De dragão ao peito, Benni faz 59 jogos em 125 jogos oficiais e ganha tudo o que há para ganhar. Na memória azul e branca, os golos ao United (lá está!) e o livre decisivo em Old Trafford são instantes condenados à eternidade. 

No total são dois campeonatos, uma Taça de Portugal, duas supertaças, uma Intercontinental e, claro, uma Liga dos Campeões. 

qÉ importante que as pessoas saibam que, bem lá no fundo, o Bruno Fernandes é um grande portista. Um portista verdadeiro. Contou-me que quando era pequeno, ele e a família dele eram adeptos do FC Porto. E disse que me adorava ver quando eu jogava lá

Benni McCarthy

Nas duas últimas épocas, de 2022 a 2024, Benni McCarthy é elemento fundamental na equipa técnica dos red devils. Responsável pelo trabalho individual dos atacantes do United (incluindo Cristiano Ronaldo em 22/23), pela implementação da estratégia ofensiva e na mentoria de Rashford, Hojlund, Garnacho, Martial, Pellistri, Antony...

Na entrevista ao zerozero, McCarthy detalha esses dois anos no United, fala abertamente sobre os predicados e os defeitos de Ten Hag, opina livremente em relação aos problemas atuais do gigante de Manchester. 

Os portugueses Bruno Fernandes, Diogo Dalot e Cristiano merecem muitas palavras e elogios sobre a atitude exemplar. «Se todos treinassem como eles...»

Aos 46 anos, a viver na Escócia e ainda a falar um português perfeito, Benni McCarthy está preparado para assumir o comando técnico de uma equipa europeia - «se for em Portugal ou em Inglaterra, perfeito» - e recorda os cinco anos de grandes resultados no Cape Town City e no Amazulu, incluindo o troféu de Treinador do Ano em 2021. 

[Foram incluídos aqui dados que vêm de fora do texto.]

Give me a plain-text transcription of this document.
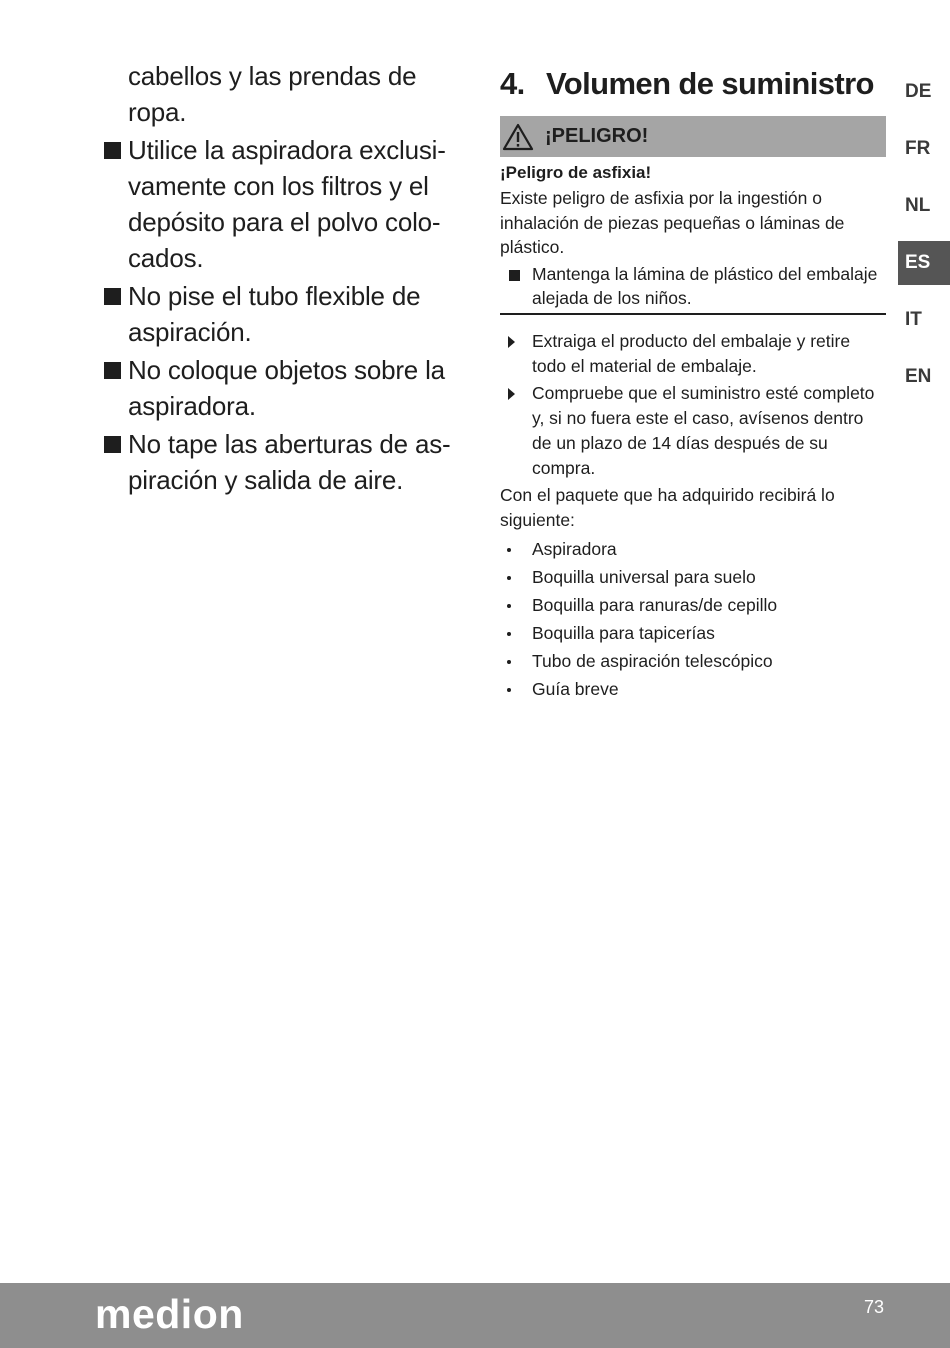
cabellos y las prendas de ropa.

Utilice la aspiradora exclusivamente con los filtros y el depósito para el polvo colocados.
No pise el tubo flexible de aspiración.
No coloque objetos sobre la aspiradora.
No tape las aberturas de aspiración y salida de aire.
4. Volumen de suministro
¡PELIGRO!

¡Peligro de asfixia!

Existe peligro de asfixia por la ingestión o inhalación de piezas pequeñas o láminas de plástico.

Mantenga la lámina de plástico del embalaje alejada de los niños.
Extraiga el producto del embalaje y retire todo el material de embalaje.
Compruebe que el suministro esté completo y, si no fuera este el caso, avísenos dentro de un plazo de 14 días después de su compra.

Con el paquete que ha adquirido recibirá lo siguiente:

Aspiradora
Boquilla universal para suelo
Boquilla para ranuras/de cepillo
Boquilla para tapicerías
Tubo de aspiración telescópico
Guía breve
DE
FR
NL
ES
IT
EN
medion	73
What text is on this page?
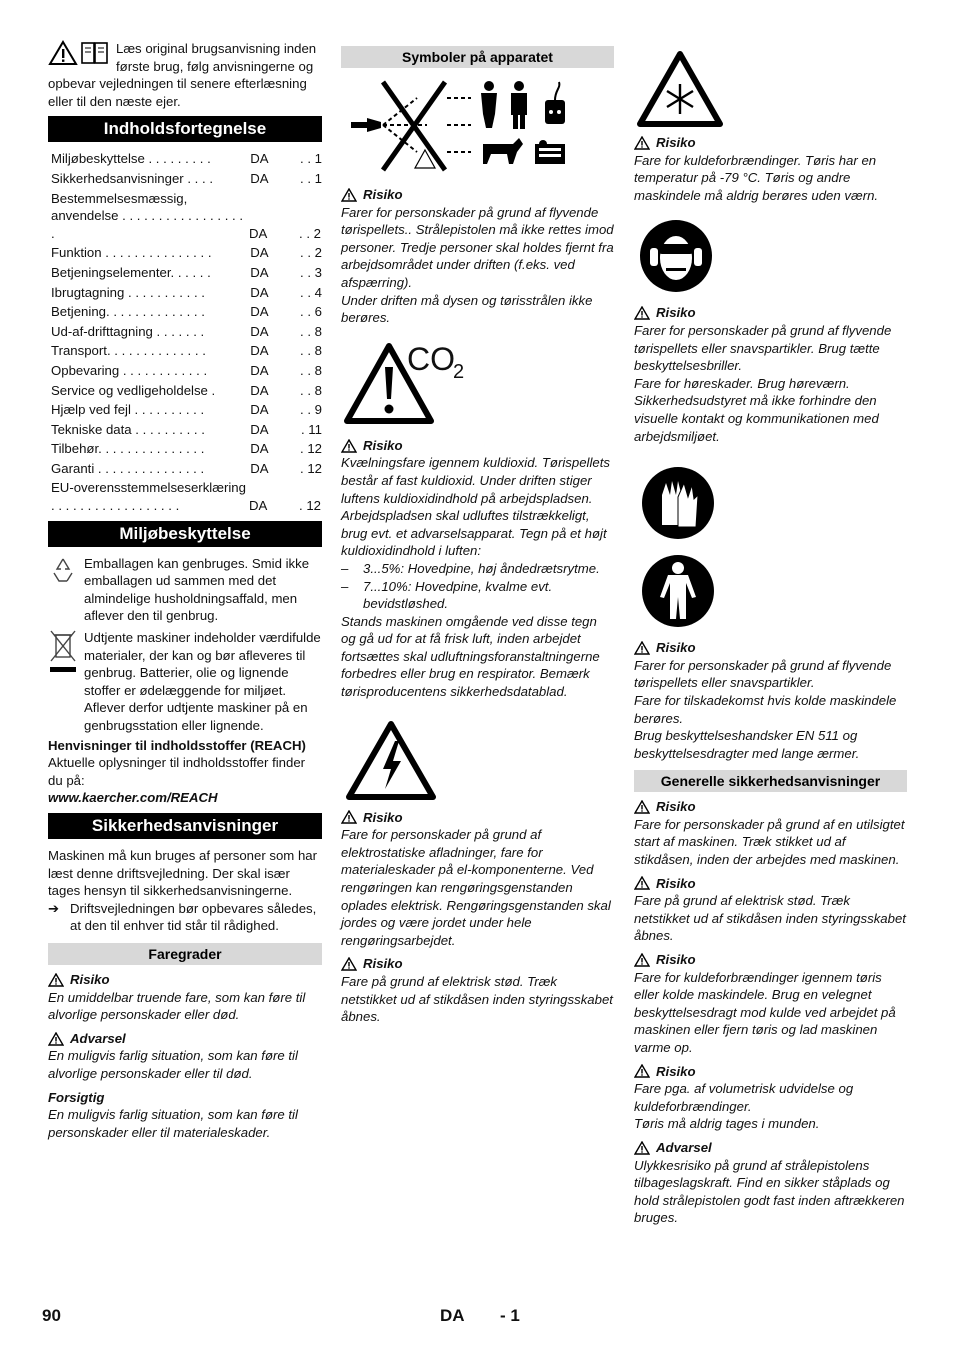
Læs original brugsanvisning inden første brug, følg anvisningerne og opbevar vejledningen til senere efterlæsning eller til den næste ejer.

Indholdsfortegnelse
Miljøbeskyttelse . . . . . . . . .	DA	. . 1
Sikkerhedsanvisninger . . . .	DA	. . 1
Bestemmelsesmæssig, anvendelse . . . . . . . . . . . . . . . . . .	DA	. . 2
Funktion . . . . . . . . . . . . . . .	DA	. . 2
Betjeningselementer. . . . . .	DA	. . 3
Ibrugtagning . . . . . . . . . . .	DA	. . 4
Betjening. . . . . . . . . . . . . .	DA	. . 6
Ud-af-drifttagning . . . . . . .	DA	. . 8
Transport. . . . . . . . . . . . . .	DA	. . 8
Opbevaring . . . . . . . . . . . .	DA	. . 8
Service og vedligeholdelse .	DA	. . 8
Hjælp ved fejl . . . . . . . . . .	DA	. . 9
Tekniske data . . . . . . . . . .	DA	. 11
Tilbehør. . . . . . . . . . . . . . .	DA	. 12
Garanti . . . . . . . . . . . . . . .	DA	. 12
EU-overensstemmelseserklæring . . . . . . . . . . . . . . . . . .	DA	. 12
Miljøbeskyttelse

Emballagen kan genbruges. Smid ikke emballagen ud sammen med det almindelige husholdningsaffald, men aflever den til genbrug.

Udtjente maskiner indeholder værdifulde materialer, der kan og bør afleveres til genbrug. Batterier, olie og lignende stoffer er ødelæggende for miljøet. Aflever derfor udtjente maskiner på en genbrugsstation eller lignende.

Henvisninger til indholdsstoffer (REACH)

Aktuelle oplysninger til indholdsstoffer finder du på:

www.kaercher.com/REACH

Sikkerhedsanvisninger

Maskinen må kun bruges af personer som har læst denne driftsvejledning. Der skal især tages hensyn til sikkerhedsanvisningerne.

➔ Driftsvejledningen bør opbevares således, at den til enhver tid står til rådighed.

Faregrader
Risiko

En umiddelbar truende fare, som kan føre til alvorlige personskader eller død.

Advarsel

En muligvis farlig situation, som kan føre til alvorlige personskader eller til død.

Forsigtig

En muligvis farlig situation, som kan føre til personskader eller til materialeskader.

Symboler på apparatet
Risiko

Farer for personskader på grund af flyvende tørispellets.. Strålepistolen må ikke rettes imod personer. Tredje personer skal holdes fjernt fra arbejdsområdet under driften (f.eks. ved afspærring).

Under driften må dysen og tørisstrålen ikke berøres.

CO
2
Risiko

Kvælningsfare igennem kuldioxid. Tørispellets består af fast kuldioxid. Under driften stiger luftens kuldioxidindhold på arbejdspladsen. Arbejdspladsen skal udluftes tilstrækkeligt, brug evt. et advarselsapparat. Tegn på et højt kuldioxidindhold i luften:

–	3...5%: Hovedpine, høj åndedrætsrytme.

–	7...10%: Hovedpine, kvalme evt. bevidstløshed.

Stands maskinen omgående ved disse tegn og gå ud for at få frisk luft, inden arbejdet fortsættes skal udluftningsforanstaltningerne forbedres eller brug en respirator. Bemærk tørisproducentens sikkerhedsdatablad.

Risiko

Fare for personskader på grund af elektrostatiske afladninger, fare for materialeskader på el-komponenterne. Ved rengøringen kan rengøringsgenstanden oplades elektrisk. Rengøringsgenstanden skal jordes og være jordet under hele rengøringsarbejdet.

Risiko

Fare på grund af elektrisk stød. Træk netstikket ud af stikdåsen inden styringsskabet åbnes.

Risiko

Fare for kuldeforbrændinger. Tøris har en temperatur på -79 °C. Tøris og andre maskindele må aldrig berøres uden værn.

Risiko

Farer for personskader på grund af flyvende tørispellets eller snavspartikler. Brug tætte beskyttelsesbriller.

Fare for høreskader. Brug høreværn.

Sikkerhedsudstyret må ikke forhindre den visuelle kontakt og kommunikationen med arbejdsmiljøet.

Risiko

Farer for personskader på grund af flyvende tørispellets eller snavspartikler.

Fare for tilskadekomst hvis kolde maskindele berøres.

Brug beskyttelseshandsker EN 511 og beskyttelsesdragter med lange ærmer.

Generelle sikkerhedsanvisninger
Risiko

Fare for personskader på grund af en utilsigtet start af maskinen. Træk stikket ud af stikdåsen, inden der arbejdes med maskinen.

Risiko

Fare på grund af elektrisk stød. Træk netstikket ud af stikdåsen inden styringsskabet åbnes.

Risiko

Fare for kuldeforbrændinger igennem tøris eller kolde maskindele. Brug en velegnet beskyttelsesdragt mod kulde ved arbejdet på maskinen eller fjern tøris og lad maskinen varme op.

Risiko

Fare pga. af volumetrisk udvidelse og kuldeforbrændinger.

Tøris må aldrig tages i munden.

Advarsel

Ulykkesrisiko på grund af strålepistolens tilbageslagskraft. Find en sikker ståplads og hold strålepistolen godt fast inden aftrækkeren bruges.

90	DA - 1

O menino bon vivant de outros tempos já não existe, mas neste chefe de família persiste a alegria de sempre. Uma hora de revelações e sorrisos com Benedict Saul McCarthy. 

NOTA: a PARTE II da conversa será publicada na tarde desta terça-feira. 

@Getty /

zerozero – Boa tarde, Benni. Sabemos que está a viver em Edimburgo.

Benni McCarthy –

É isso mesmo, obrigado pelo convite. E é sempre maravilhoso ver essa camisola azul e branca que aparece na imagem.

zz – Deixou o Manchester United em junho, depois de duas temporadas a trabalhar na equipa do Erik tem Hag. O que está a fazer nesta altura?

BM – Nos últimos meses tenho-me dedicado ao comentário televisivo, principalmente na Premier League TV. Mas não é fácil estar longe da relva. O futebol está-me no sangue. Falar sobre futebol é bom, mas eu preciso de estar no campo ao lado dos futebolistas e a tentar fazer deles cada vez mais competentes. Estou à espera da oportunidade certa para voltar a treinar, seja em Inglaterra, seja em Portugal.

zz – Estaria recetivo a um convite de um clube português?

BM – Adoraria ter esse desafio, porque Portugal é o meu país adotivo. É onde me sinto verdadeiramente em casa, depois de sair da África do Sul. Seria, claramente, a minha primeira opção para liderar uma equipa técnica.

zz – Continua a falar bem a língua portuguesa, conhece bem a liga e os clubes. Não seria difícil adaptar-se novamente.

BM – Joguei no FC Porto vários anos, conheço bem a cultura, a mentalidade e adoro aforma de estar dos portugueses. A qualidade dos futebolistas, a técnica individual, tudo isso me encanta. Julgo que é um país que dá ao treinador as condições certas para ser bem-sucedido. Acredito que o meu futuro pode passar por aí para, mais tarde, ter a capacidade de treinar equipas do nível do FC Porto e do Manchester United.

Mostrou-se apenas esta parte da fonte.